From anNYTarticle a year ago:
Dr. Malamuth has noticed that repeat offenders often tell similar stories of rejection in high school and of looking on as “jocks and the football players got all the attractive women.”
As these once-unpopular, often narcissistic men become more successful, he suspects that “getting back at these women, having power over them, seems to have become a source of arousal.”
It’s about revenge and rage, not low-self-esteem.
For some. For others, it’s about low self-esteem (and hey, it may even be about revenge and rage against the people who gave them that low self-esteem, the two aren’t contradictory). For yet others, it’s about not seeing the object of their lust at anything except objects. Rapists are people; they have more than one brain among them, they have different circumstances, they have different motivations. Hell, those people Dr. Malamuth examined? They’re different from the millions of rapists who never went to high school!
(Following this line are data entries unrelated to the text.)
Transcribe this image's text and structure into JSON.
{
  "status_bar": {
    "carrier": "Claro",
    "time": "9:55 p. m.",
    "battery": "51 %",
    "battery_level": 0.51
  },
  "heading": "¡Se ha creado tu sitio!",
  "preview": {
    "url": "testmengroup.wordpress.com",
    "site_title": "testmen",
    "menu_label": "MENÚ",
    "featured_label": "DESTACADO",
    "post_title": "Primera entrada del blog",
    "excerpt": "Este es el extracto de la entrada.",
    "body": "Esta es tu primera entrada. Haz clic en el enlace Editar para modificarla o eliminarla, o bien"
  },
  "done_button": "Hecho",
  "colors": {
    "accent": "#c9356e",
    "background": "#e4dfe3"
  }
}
Little Nemo was generalizing; I don’t know whether the majority of rapists meet his description, have that motivation, but either they do (in which case other generalizations will be further from the truth) or they don’t (in which case other generalizations which don’t look at actual numbers will be closer to the truth only by chance). As a prisons officer I expect him to have better information on the subject than I do.
If you have problem with relationships in high school and don’t have desired intimacy, you might already have issues by that time. It’s a sign of problems, not a cause of problems. Further, a lot of men who are poor at such matters do not go on to become rapists.
This Dr. Malamuth guy doesn’t sound all that helpful.
I think everyone has problems with relationships in high school - that’s what it’s for.
Further, a lot of men who are poor at such matters do not go on to become rapists.
Further even than that - even in high school, where men and women are figuring out how relationships are done, sexual assault is usually not included. Yes, there’s a lot of awkwardness and missed communication and boundary-pushing. But it is not my experience that people in high school, even the popular ones who had a lot of dates, had everything figured out on a mature level.